Fertility and Sterility
Publication Date
DOI: 10.1016/s0015-0282(98)00130-7
  • Infertility
  • Microlaparoscopy
  • Postoperative Pain Control
  • Local Anesthesia
  • Lidocaine
  • Bupivacaine
  • Ecology
  • Medicine


Abstract Objective: To evaluate the efficacy of intraperitoneal subdiaphragmatic instillation of lidocaine and trocar site infiltration of bupivacaine to minimize postoperative pain after diagnostic microlaparoscopy performed under local anesthesia with conscious sedation. Design: Prospective randomized study. Setting: Day-surgery unit of Endogyn Service, Naples, and Department of Gynecologic and Pediatric Sciences, Reggio Calabria University, Catanzaro, Italy.
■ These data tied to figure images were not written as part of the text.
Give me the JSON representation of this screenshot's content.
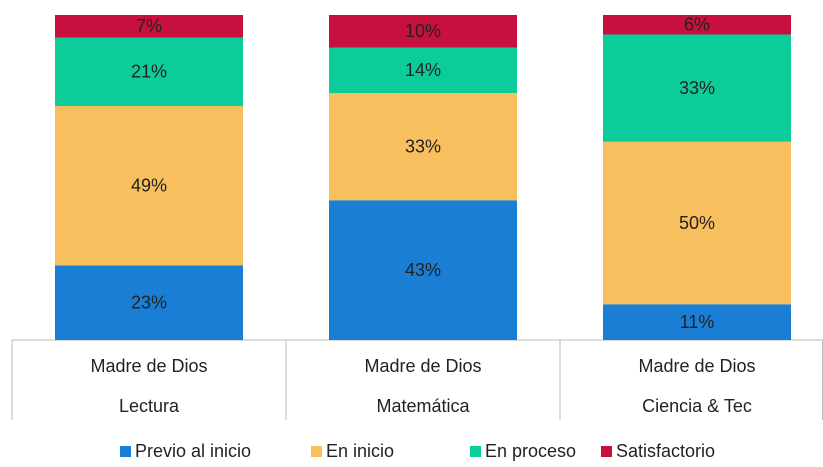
{
  "chart_data": {
    "type": "stacked_bar",
    "categories": [
      [
        "Madre de Dios",
        "Lectura"
      ],
      [
        "Madre de Dios",
        "Matemática"
      ],
      [
        "Madre de Dios",
        "Ciencia & Tec"
      ]
    ],
    "ylim": [
      0,
      100
    ],
    "series": [
      {
        "name": "Previo al inicio",
        "color": "#1a7fd4",
        "values": [
          23,
          43,
          11
        ],
        "value_labels": [
          "23%",
          "43%",
          "11%"
        ]
      },
      {
        "name": "En inicio",
        "color": "#f8bf5e",
        "values": [
          49,
          33,
          50
        ],
        "value_labels": [
          "49%",
          "33%",
          "50%"
        ]
      },
      {
        "name": "En proceso",
        "color": "#0ccc9a",
        "values": [
          21,
          14,
          33
        ],
        "value_labels": [
          "21%",
          "14%",
          "33%"
        ]
      },
      {
        "name": "Satisfactorio",
        "color": "#c8103e",
        "values": [
          7,
          10,
          6
        ],
        "value_labels": [
          "7%",
          "10%",
          "6%"
        ]
      }
    ],
    "legend": "bottom"
  }
}
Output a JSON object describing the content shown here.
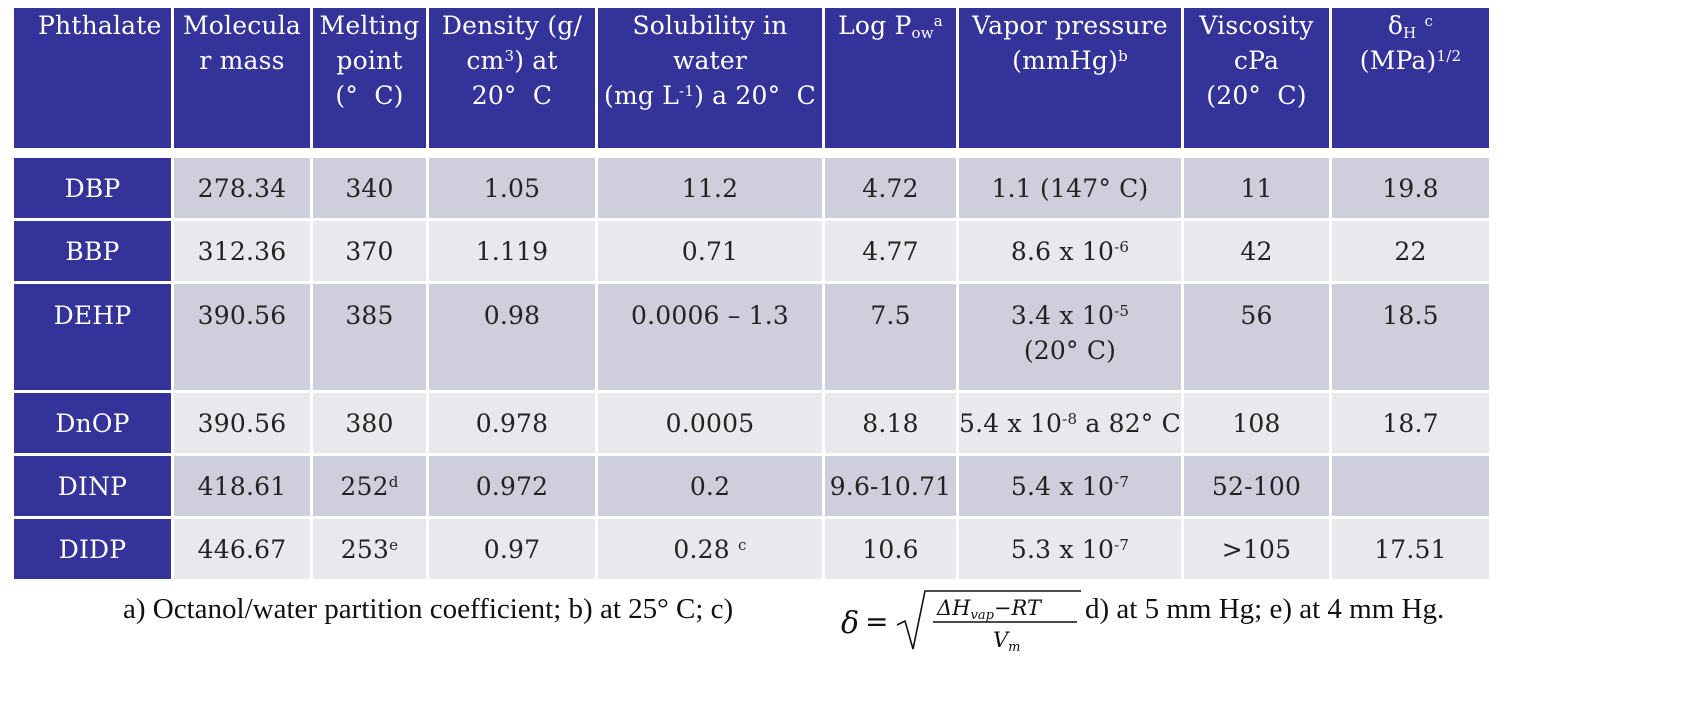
{
  "table": {
    "headers": [
      {
        "main": "Phthalate"
      },
      {
        "main": "Molecula r mass"
      },
      {
        "main": "Melting point (°  C)"
      },
      {
        "main": "Density (g/cm³) at 20°  C"
      },
      {
        "main": "Solubility in water (mg L⁻¹) a 20°  C"
      },
      {
        "main": "Log P",
        "sub": "ow",
        "sup": "a"
      },
      {
        "main": "Vapor pressure (mmHg)",
        "sup": "b"
      },
      {
        "main": "Viscosity cPa (20°  C)"
      },
      {
        "main": "δH (MPa)",
        "sub": "H",
        "sup": "1/2",
        "note": "c"
      }
    ],
    "rows": [
      {
        "name": "DBP",
        "mass": "278.34",
        "mp": "340",
        "mp_sup": "",
        "density": "1.05",
        "solubility": "11.2",
        "sol_sup": "",
        "logp": "4.72",
        "vp": "1.1 (147°  C)",
        "visc": "11",
        "delta": "19.8"
      },
      {
        "name": "BBP",
        "mass": "312.36",
        "mp": "370",
        "mp_sup": "",
        "density": "1.119",
        "solubility": "0.71",
        "sol_sup": "",
        "logp": "4.77",
        "vp": "8.6 x 10",
        "vp_sup": "-6",
        "visc": "42",
        "delta": "22"
      },
      {
        "name": "DEHP",
        "mass": "390.56",
        "mp": "385",
        "mp_sup": "",
        "density": "0.98",
        "solubility": "0.0006  –  1.3",
        "sol_sup": "",
        "logp": "7.5",
        "vp": "3.4 x 10",
        "vp_sup": "-5",
        "vp_line2": "(20°  C)",
        "visc": "56",
        "delta": "18.5"
      },
      {
        "name": "DnOP",
        "mass": "390.56",
        "mp": "380",
        "mp_sup": "",
        "density": "0.978",
        "solubility": "0.0005",
        "sol_sup": "",
        "logp": "8.18",
        "vp": "5.4 x 10",
        "vp_sup": "-8",
        "vp_tail": " a 82°  C",
        "visc": "108",
        "delta": "18.7"
      },
      {
        "name": "DINP",
        "mass": "418.61",
        "mp": "252",
        "mp_sup": "d",
        "density": "0.972",
        "solubility": "0.2",
        "sol_sup": "",
        "logp": "9.6-10.71",
        "vp": "5.4 x 10",
        "vp_sup": "-7",
        "visc": "52-100",
        "delta": ""
      },
      {
        "name": "DIDP",
        "mass": "446.67",
        "mp": "253",
        "mp_sup": "e",
        "density": "0.97",
        "solubility": "0.28",
        "sol_sup": "c",
        "logp": "10.6",
        "vp": "5.3 x 10",
        "vp_sup": "-7",
        "visc": ">105",
        "delta": "17.51"
      }
    ]
  },
  "footnote": {
    "part1": "a) Octanol/water partition coefficient; b) at 25°  C; c)",
    "part2": "d) at 5 mm Hg; e) at 4 mm Hg.",
    "formula": {
      "lhs": "δ",
      "numerator": "ΔH",
      "num_sub": "vap",
      "num_tail": "−RT",
      "denominator": "V",
      "den_sub": "m"
    }
  },
  "colors": {
    "header_bg": "#34339a",
    "row_dark": "#cfcedc",
    "row_light": "#e8e8ed"
  }
}
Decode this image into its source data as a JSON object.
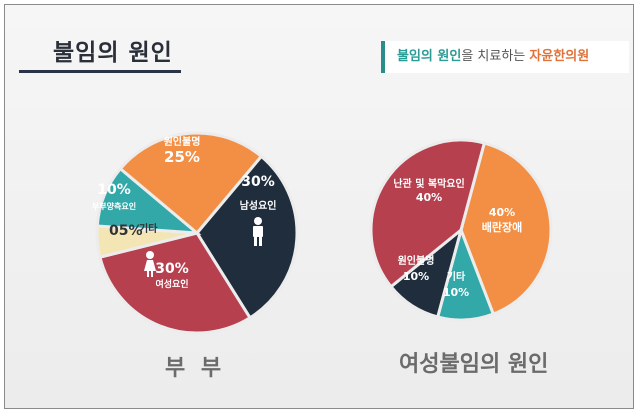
{
  "header": {
    "title": "불임의 원인",
    "brand": {
      "part1": "불임의 원인",
      "part2": "을 치료하는 ",
      "part3": "자윤한의원"
    }
  },
  "chart_data": [
    {
      "type": "pie",
      "caption": "부 부",
      "slices": [
        {
          "label": "남성요인",
          "value": 30,
          "value_text": "30%",
          "color": "#1f2d3d",
          "icon": "male-person-icon"
        },
        {
          "label": "여성요인",
          "value": 30,
          "value_text": "30%",
          "color": "#b7404f",
          "icon": "female-person-icon"
        },
        {
          "label": "기타",
          "value": 5,
          "value_text": "05%",
          "color": "#f3e6b4"
        },
        {
          "label": "부부양측요인",
          "value": 10,
          "value_text": "10%",
          "color": "#33a8a9"
        },
        {
          "label": "원인불명",
          "value": 25,
          "value_text": "25%",
          "color": "#f38f45"
        }
      ]
    },
    {
      "type": "pie",
      "caption": "여성불임의 원인",
      "slices": [
        {
          "label": "배란장애",
          "value": 40,
          "value_text": "40%",
          "color": "#f38f45"
        },
        {
          "label": "기타",
          "value": 10,
          "value_text": "10%",
          "color": "#33a8a9"
        },
        {
          "label": "원인불명",
          "value": 10,
          "value_text": "10%",
          "color": "#1f2d3d"
        },
        {
          "label": "난관 및 복막요인",
          "value": 40,
          "value_text": "40%",
          "color": "#b7404f"
        }
      ]
    }
  ]
}
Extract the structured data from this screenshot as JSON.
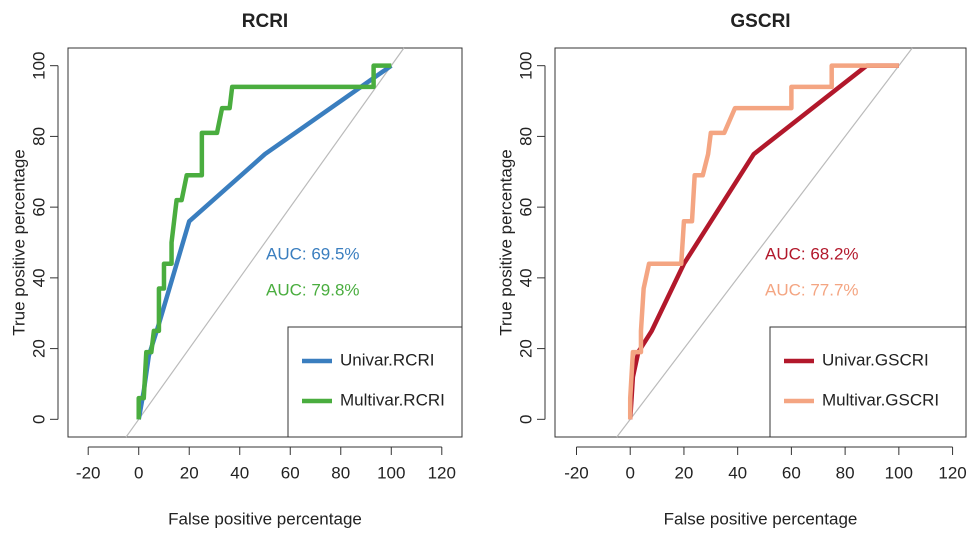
{
  "chart_data": [
    {
      "type": "line",
      "title": "RCRI",
      "x_label": "False positive percentage",
      "y_label": "True positive percentage",
      "xlim": [
        -28,
        128
      ],
      "ylim": [
        -5,
        105
      ],
      "xticks": [
        -20,
        0,
        20,
        40,
        60,
        80,
        100,
        120
      ],
      "yticks": [
        0,
        20,
        40,
        60,
        80,
        100
      ],
      "reference_line": true,
      "legend": "bottom-right",
      "annotations": [
        "AUC: 69.5%",
        "AUC: 79.8%"
      ],
      "series": [
        {
          "name": "Univar.RCRI",
          "color": "#3a7ebf",
          "x": [
            0,
            2,
            4,
            8,
            20,
            50,
            100
          ],
          "values": [
            0,
            8,
            18,
            27,
            56,
            75,
            100
          ]
        },
        {
          "name": "Multivar.RCRI",
          "color": "#4aad3f",
          "x": [
            0,
            0,
            2,
            3,
            5,
            6,
            8,
            8,
            10,
            10,
            13,
            13,
            14,
            15,
            17,
            19,
            25,
            25,
            31,
            33,
            36,
            37,
            93,
            93,
            100
          ],
          "values": [
            0,
            6,
            6,
            19,
            19,
            25,
            25,
            37,
            37,
            44,
            44,
            50,
            56,
            62,
            62,
            69,
            69,
            81,
            81,
            88,
            88,
            94,
            94,
            100,
            100
          ]
        }
      ]
    },
    {
      "type": "line",
      "title": "GSCRI",
      "x_label": "False positive percentage",
      "y_label": "True positive percentage",
      "xlim": [
        -28,
        125
      ],
      "ylim": [
        -5,
        105
      ],
      "xticks": [
        -20,
        0,
        20,
        40,
        60,
        80,
        100,
        120
      ],
      "yticks": [
        0,
        20,
        40,
        60,
        80,
        100
      ],
      "reference_line": true,
      "legend": "bottom-right",
      "annotations": [
        "AUC: 68.2%",
        "AUC: 77.7%"
      ],
      "series": [
        {
          "name": "Univar.GSCRI",
          "color": "#b2182b",
          "x": [
            0,
            1,
            3,
            8,
            20,
            46,
            88,
            100
          ],
          "values": [
            0,
            12,
            19,
            25,
            44,
            75,
            100,
            100
          ]
        },
        {
          "name": "Multivar.GSCRI",
          "color": "#f4a582",
          "x": [
            0,
            0,
            1,
            4,
            4,
            5,
            7,
            19,
            20,
            23,
            24,
            27,
            29,
            30,
            35,
            39,
            60,
            60,
            75,
            75,
            100
          ],
          "values": [
            0,
            6,
            19,
            19,
            25,
            37,
            44,
            44,
            56,
            56,
            69,
            69,
            75,
            81,
            81,
            88,
            88,
            94,
            94,
            100,
            100
          ]
        }
      ]
    }
  ]
}
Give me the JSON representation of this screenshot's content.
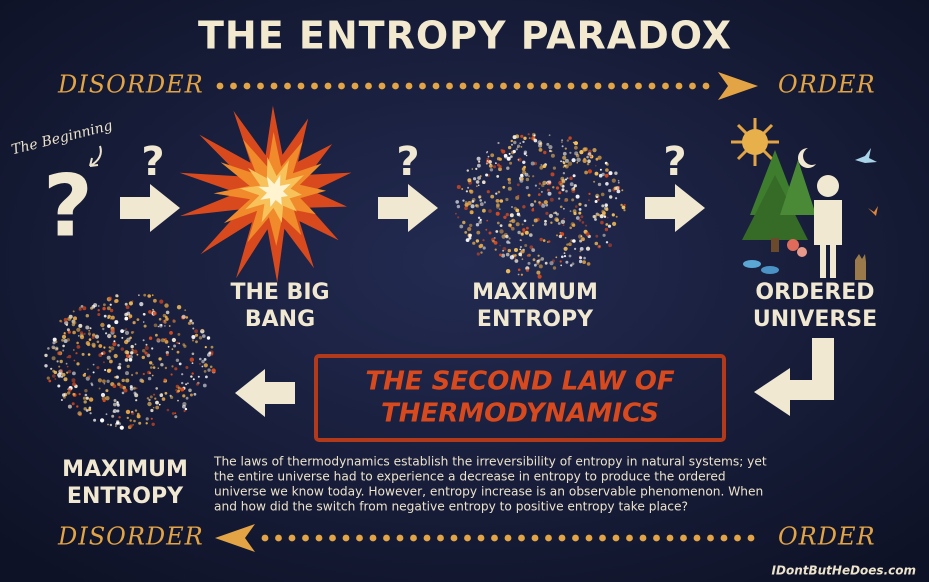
{
  "title": "THE ENTROPY PARADOX",
  "top_axis": {
    "left": "DISORDER",
    "right": "ORDER"
  },
  "bottom_axis": {
    "left": "DISORDER",
    "right": "ORDER"
  },
  "beginning_note": "The Beginning",
  "question_marks": [
    "?",
    "?",
    "?",
    "?"
  ],
  "stages": [
    {
      "label_lines": [
        "THE BIG",
        "BANG"
      ]
    },
    {
      "label_lines": [
        "MAXIMUM",
        "ENTROPY"
      ]
    },
    {
      "label_lines": [
        "ORDERED",
        "UNIVERSE"
      ]
    },
    {
      "label_lines": [
        "MAXIMUM",
        "ENTROPY"
      ]
    }
  ],
  "law": {
    "lines": [
      "THE SECOND LAW OF",
      "THERMODYNAMICS"
    ]
  },
  "paragraph_lines": [
    "The laws of thermodynamics establish the irreversibility of entropy in natural systems; yet",
    "the entire universe had to experience a decrease in entropy to produce the ordered",
    "universe we know today. However, entropy increase is an observable phenomenon. When",
    "and how did the switch from negative entropy to positive entropy take place?"
  ],
  "credit": "IDontButHeDoes.com"
}
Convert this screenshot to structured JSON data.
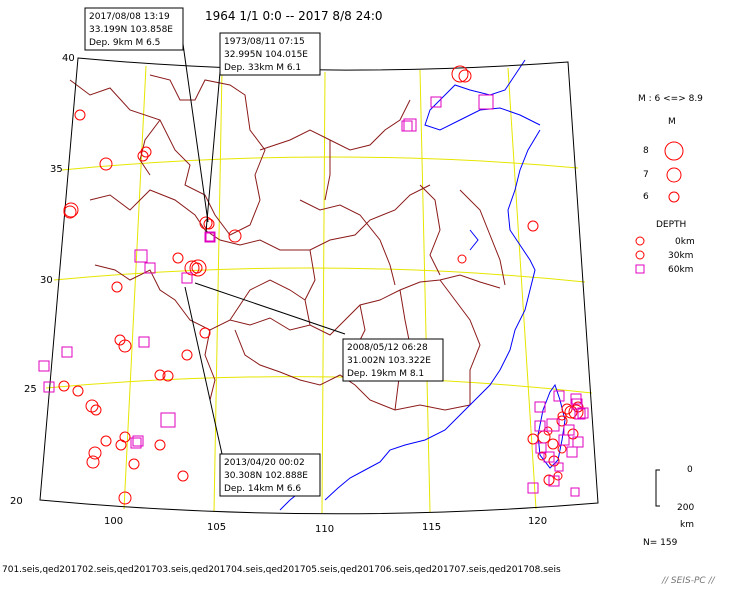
{
  "title": "1964 1/1 0:0 -- 2017 8/8 24:0",
  "colors": {
    "frame": "#000000",
    "grid": "#e6e600",
    "boundary": "#8b1a1a",
    "coast": "#0000ff",
    "shallow": "#ff0000",
    "deep": "#e000c0"
  },
  "axes": {
    "lat_labels": [
      "40",
      "35",
      "30",
      "25",
      "20"
    ],
    "lon_labels": [
      "100",
      "105",
      "110",
      "115",
      "120"
    ]
  },
  "legend": {
    "mag_range": "M : 6 <=> 8.9",
    "mag_header": "M",
    "mags": [
      "8",
      "7",
      "6"
    ],
    "depth_header": "DEPTH",
    "depths": [
      "0km",
      "30km",
      "60km"
    ],
    "scale_top": "0",
    "scale_bottom": "200",
    "scale_unit": "km",
    "count": "N= 159"
  },
  "callouts": [
    {
      "id": "2017",
      "date": "2017/08/08 13:19",
      "coords": "33.199N  103.858E",
      "depmag": "Dep.  9km    M 6.5"
    },
    {
      "id": "1973",
      "date": "1973/08/11 07:15",
      "coords": "32.995N  104.015E",
      "depmag": "Dep. 33km    M 6.1"
    },
    {
      "id": "2008",
      "date": "2008/05/12 06:28",
      "coords": "31.002N  103.322E",
      "depmag": "Dep. 19km    M 8.1"
    },
    {
      "id": "2013",
      "date": "2013/04/20 00:02",
      "coords": "30.308N  102.888E",
      "depmag": "Dep. 14km    M 6.6"
    }
  ],
  "files": "701.seis,qed201702.seis,qed201703.seis,qed201704.seis,qed201705.seis,qed201706.seis,qed201707.seis,qed201708.seis",
  "watermark": "// SEIS-PC //"
}
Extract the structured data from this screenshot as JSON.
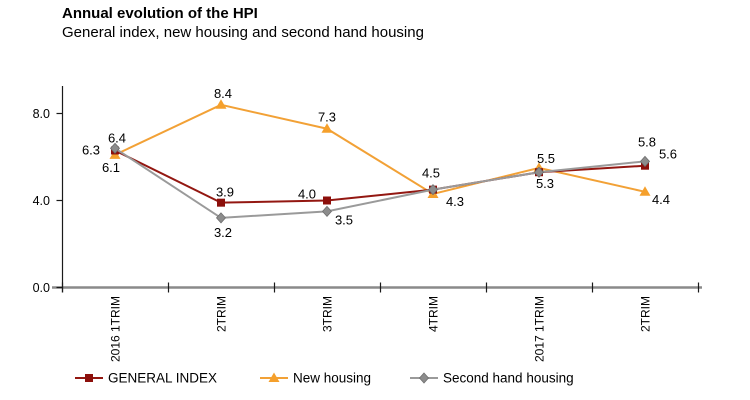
{
  "header": {
    "title": "Annual evolution of the HPI",
    "subtitle": "General index, new housing and second hand housing"
  },
  "chart_data": {
    "type": "line",
    "title": "Annual evolution of the HPI",
    "subtitle": "General index, new housing and second hand housing",
    "categories": [
      "2016 1TRIM",
      "2TRIM",
      "3TRIM",
      "4TRIM",
      "2017 1TRIM",
      "2TRIM"
    ],
    "xlabel": "",
    "ylabel": "",
    "ylim": [
      0,
      9.2
    ],
    "grid": false,
    "legend_position": "bottom",
    "yticks": [
      {
        "value": 0,
        "label": "0.0"
      },
      {
        "value": 4,
        "label": "4.0"
      },
      {
        "value": 8,
        "label": "8.0"
      }
    ],
    "colors": {
      "axis": "#1a1a1a",
      "baseline": "#8a8a8a",
      "label_text": "#000000"
    },
    "z_order": [
      1,
      0,
      2
    ],
    "series": [
      {
        "name": "GENERAL INDEX",
        "color": "#931711",
        "marker_color": "#8c0f0b",
        "marker": "square",
        "values": [
          6.3,
          3.9,
          4.0,
          4.5,
          5.3,
          5.6
        ],
        "point_labels": [
          {
            "text": "6.3",
            "dx": -24,
            "dy": 4
          },
          {
            "text": "3.9",
            "dx": 4,
            "dy": -6
          },
          {
            "text": "4.0",
            "dx": -20,
            "dy": -2
          },
          {
            "text": "4.5",
            "dx": -2,
            "dy": -12
          },
          {
            "text": "5.3",
            "dx": 6,
            "dy": 16
          },
          {
            "text": "5.6",
            "dx": 23,
            "dy": -7
          }
        ]
      },
      {
        "name": "New housing",
        "color": "#f2a136",
        "marker_color": "#f5a02c",
        "marker": "triangle",
        "values": [
          6.1,
          8.4,
          7.3,
          4.3,
          5.5,
          4.4
        ],
        "point_labels": [
          {
            "text": "6.1",
            "dx": -4,
            "dy": 17
          },
          {
            "text": "8.4",
            "dx": 2,
            "dy": -7
          },
          {
            "text": "7.3",
            "dx": 0,
            "dy": -7
          },
          {
            "text": "4.3",
            "dx": 22,
            "dy": 12
          },
          {
            "text": "5.5",
            "dx": 7,
            "dy": -5
          },
          {
            "text": "4.4",
            "dx": 16,
            "dy": 12
          }
        ]
      },
      {
        "name": "Second hand housing",
        "color": "#9a9a9a",
        "marker_color": "#8c8c8c",
        "marker": "diamond",
        "values": [
          6.4,
          3.2,
          3.5,
          4.5,
          5.3,
          5.8
        ],
        "point_labels": [
          {
            "text": "6.4",
            "dx": 2,
            "dy": -6
          },
          {
            "text": "3.2",
            "dx": 2,
            "dy": 19
          },
          {
            "text": "3.5",
            "dx": 17,
            "dy": 13
          },
          null,
          null,
          {
            "text": "5.8",
            "dx": 2,
            "dy": -15
          }
        ]
      }
    ]
  }
}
Patient(s): Sixty-one women with infertility. Intervention(s): All patients received local anesthesia and conscious sedation before surgery. After the microlaparoscopy, the treatment group was given 40 mL of intraperitoneal subdiaphragmatic 0.5% lidocaine and 5 mL of 0.5% bupivacaine that was infiltrated into the trocar insertion sites. The control group received no treatment. When necessary, ketoprofene or ketorolac were administered IM after surgery. Main Outcome Measure(s): Postoperative pain was evaluated with the use of a visual analog scale with scores ranging from 1–10 immediately after surgery and over the next 48 hours. The rate at which patients were discharged from the hospital 2 hours after surgery also was recorded. Result(s): The treatment group had significantly lower pain scores both immediately after surgery and 1, 3, and 6 hours afterward. The need for postoperative analgesics also was significantly lower in the treatment group. The rate at which patients were discharged 2 hours after surgery was significantly higher in the treatment group. Conclusion(s): Postoperative intraperitoneal lidocaine administration and bupivacaine infiltration of the trocar sites is beneficial for patients undergoing microlaparoscopy. The effect of these drugs is temporary, but they can significantly decrease postoperative pain for approximately 6 hours and reduce the need for additional analgesics. Most important, the rate at which patients can be discharged from the hospital only 2 hours after surgery is increased significantly.